How far has the Satyam investigation gone? The Satyam investigation is now for all practical purposes complete. The CBI has sought permission to file a second charge sheet. We got our preliminary reports sometime ago and the final report will come soon. The Enforcement Directorate and Internal Revenue continue to look at the siphoning of assets/money. Those things are not necessary for completion of our prosecution. We are all set and ready and are waiting for the high court to nominate a fast track process. Our case is against the seven people who are primarily responsible for what went wrong.
The charges we are concerned with are entirely on violations of company law. Cheating and forgery charges are coming from the CBI through the court. The penalties that these would attract would be ten years and beyond imprisonment. As far as our case are concerned, there will be fines, custodial sanctions etc. Our case is a very strong case.
Satyam's auditors seemed to have slept through a mismatch between the company's reserves and debt position... It's not just incompetence. It's more than incompetence. That's why both the auditors of Satyam are getting the rap in a criminal court. On the basis of statutory disclosures and filing companies make we will now like to build an early warning system so that if something is going wrong in the company we can spot it. The early warning system, a report on which is coming to me soon, would catch this Satyam kind of thing.
Are more stringent requirements of company auditors likely to be laid down? We're still talking to the Institute of Chartered Accountants. I'm sure they will agree that something has to be done but once the consultations are over we will take a view. I do not agree with their view that Satyam is an aberration. It's a systemic problem.
One of the two auditors of Satyam has pending serious charges against him for more than six years. Clearly, speedy action from ICAI may well have prevented Satyam... This is flagged for a response.
What's your vision for the Serious Fraud Investigation Office (SFIO), its real place in company law and Corporate India? They can't be a parallel police or investigative agency like the CBI. SFIO has a specialised responsibility of investigating violation of company law that lead to criminal culpability as they have in the case of Satyam. They won't look at the IPC-type violations.

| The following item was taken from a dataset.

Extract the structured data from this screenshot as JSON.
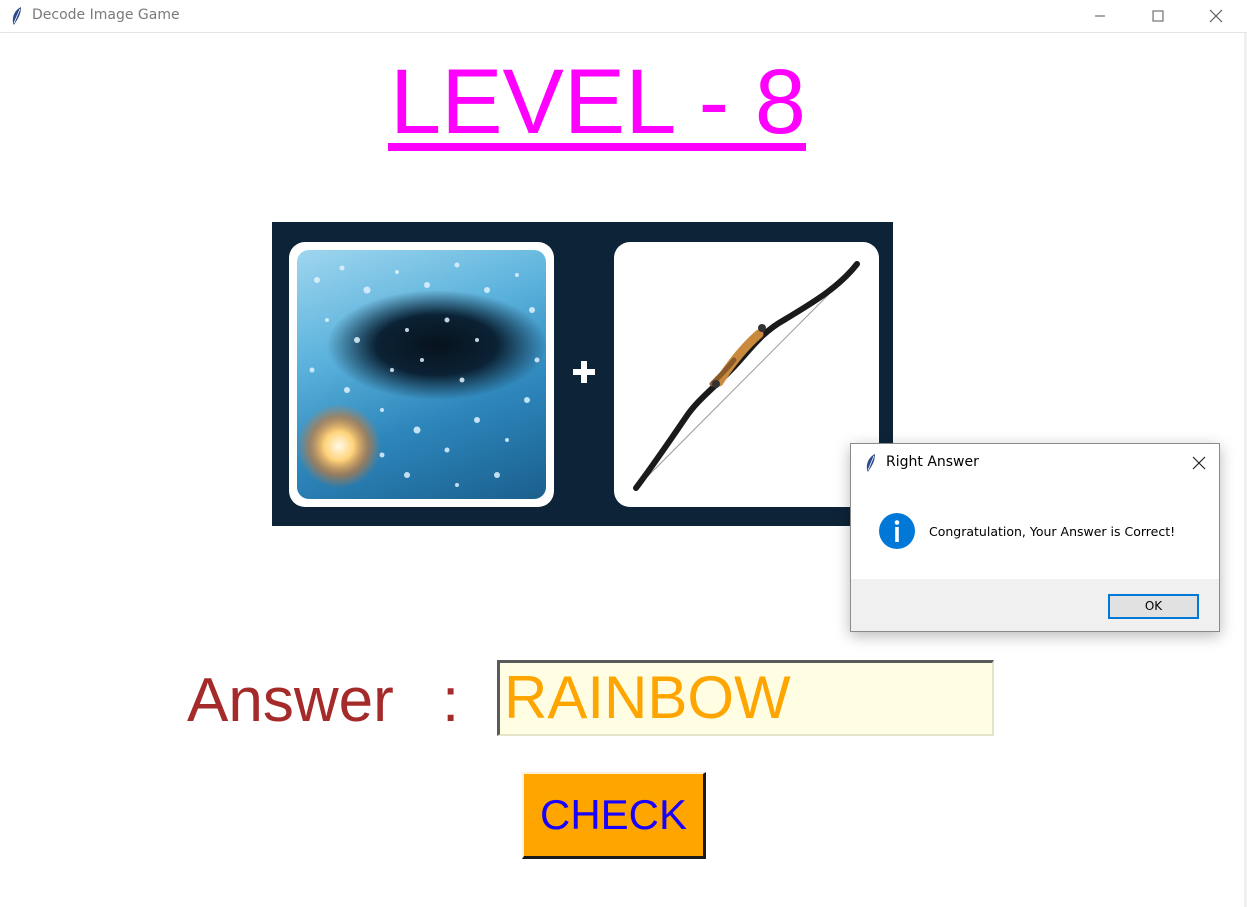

It will need specialised expertise such as forensic audits, reading documents and tracking violations. For this, we have now given them adequate personnel. When Satyam happened we had a manpower problem which we no longer have. People had to be moved out from here to Andhra Pradesh and track down the trail across the globe.
The issues about the investigative procedures and powers are being resolved through the new Bill that will grant the SFIO powers to search and seize. In critical moments, you have to be able to get your hands on the documents. In the case of Satyam for everything you needed a court order. So they are now lean and mean and extremely competent.